When I’m writing a new story, I have a particular manner of approaching it. I tend to let it churn around and around in my head, and then when I think it’s ready, I’ll write it in one sitting. From conversations I’ve had recently, it seems I’m not the only one who works this way.

Yet when I was asked to write a monologue recently – which I performed on Thursday – I approached it in the manner suggested by the person who set the challenge. That was to think of somewhere that means something to you, either good or bad, and write about this place for 15 minutes without stopping. Then think of somebody striking, whether someone you know personally or who is in the news, and write about them for 15 minutes without stopping. Finally, put them together and use that as a jumping-off point.

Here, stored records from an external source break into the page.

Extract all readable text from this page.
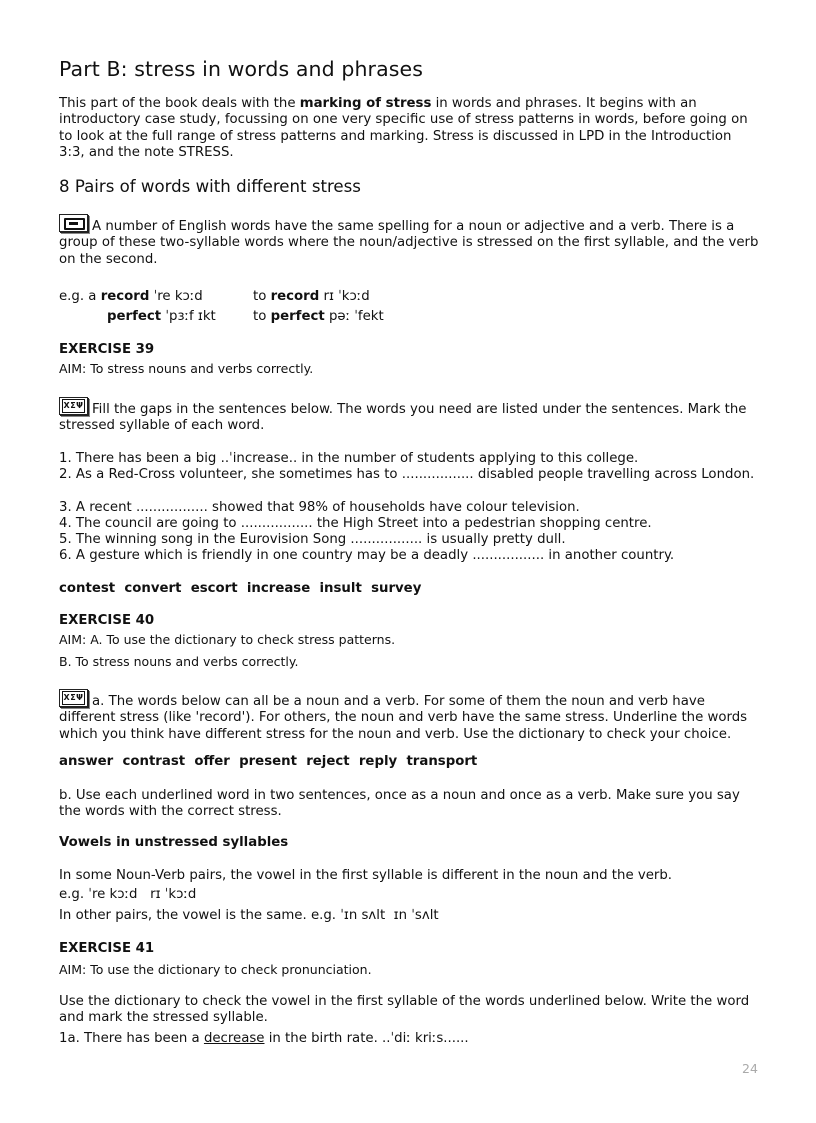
Part B: stress in words and phrases

This part of the book deals with the marking of stress in words and phrases. It begins with an introductory case study, focussing on one very specific use of stress patterns in words, before going on to look at the full range of stress patterns and marking. Stress is discussed in LPD in the Introduction 3:3, and the note STRESS.

8 Pairs of words with different stress

A number of English words have the same spelling for a noun or adjective and a verb. There is a group of these two-syllable words where the noun/adjective is stressed on the first syllable, and the verb on the second.

e.g. a record ˈre kɔːd	to record rɪ ˈkɔːd
perfect ˈpɜːf ɪkt	to perfect pəː ˈfekt
EXERCISE 39
AIM: To stress nouns and verbs correctly.

ХΣΨ Fill the gaps in the sentences below. The words you need are listed under the sentences. Mark the stressed syllable of each word.

1. There has been a big ..ˈincrease.. in the number of students applying to this college.

2. As a Red-Cross volunteer, she sometimes has to ................. disabled people travelling across London.

3. A recent ................. showed that 98% of households have colour television.

4. The council are going to ................. the High Street into a pedestrian shopping centre.

5. The winning song in the Eurovision Song ................. is usually pretty dull.

6. A gesture which is friendly in one country may be a deadly ................. in another country.

contest  convert  escort  increase  insult  survey

EXERCISE 40
AIM: A. To use the dictionary to check stress patterns.
B. To stress nouns and verbs correctly.

ХΣΨ a. The words below can all be a noun and a verb. For some of them the noun and verb have different stress (like 'record'). For others, the noun and verb have the same stress. Underline the words which you think have different stress for the noun and verb. Use the dictionary to check your choice.

answer  contrast  offer  present  reject  reply  transport

b. Use each underlined word in two sentences, once as a noun and once as a verb. Make sure you say the words with the correct stress.

Vowels in unstressed syllables

In some Noun-Verb pairs, the vowel in the first syllable is different in the noun and the verb.

e.g. ˈre kɔːd   rɪ ˈkɔːd

In other pairs, the vowel is the same. e.g. ˈɪn sʌlt  ɪn ˈsʌlt

EXERCISE 41
AIM: To use the dictionary to check pronunciation.

Use the dictionary to check the vowel in the first syllable of the words underlined below. Write the word and mark the stressed syllable.

1a. There has been a decrease in the birth rate. ..ˈdiː kriːs......

24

At first, I didn’t know whether I could do anything with the place and person I chose, but after those 15 minutes of writing, I found a lot of usable material, which I then assembled into a poetic monologue. Instead of writing from the top to the bottom, I worked on the second part first, setting my ideas to an iambic rhythm; then worked on the first part second, using a dactyl meter.

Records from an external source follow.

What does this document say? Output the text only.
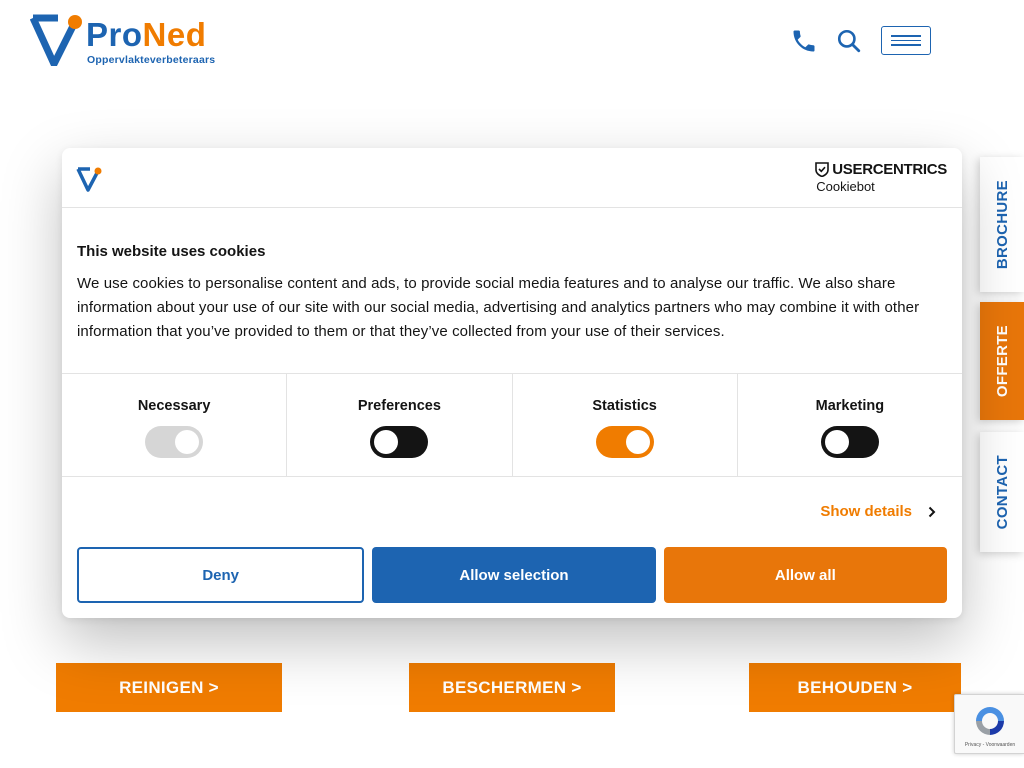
ProNed
Oppervlakteverbeteraars
REINIGEN >	BESCHERMEN >	BEHOUDEN >
BROCHURE
OFFERTE
CONTACT
USERCENTRICS
Cookiebot
This website uses cookies
We use cookies to personalise content and ads, to provide social media features and to analyse our traffic. We also share information about your use of our site with our social media, advertising and analytics partners who may combine it with other information that you’ve provided to them or that they’ve collected from your use of their services.
Necessary	Preferences	Statistics	Marketing
Show details
Deny	Allow selection	Allow all
Privacy - Voorwaarden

The setup for NaNoWriMo at home, if I need to ...
(Photo credit: Wikipedia)

It produced a piece with which I’m very happy and went down well with the audience. I wonder whether I should approach more of my pieces like this?

I’m tackling National Novel Writing Month at the same time, where the aim is simply to write the raw material for a first draft and worry about the editing at a future date. As always, I’m finding unusual twists and turns simply by the process of writing. For instance, the novel was originally to be a series of newspaper reports about an inventor, with a historian filling in the gaps. However, more and more of the inventor’s own words started to creep in, and now it’s written almost entirely from her point of view with only a little help from the historian.

The next time I work on something original, I might try writing it out instead of just thinking about it, but I’ve learned a little lesson on that front as well. NaNoWriMo was planned out on three sheets of paper the size of newspaper pages. This is fine to refer to when writing at home, but inconvenient to take along to a cafe.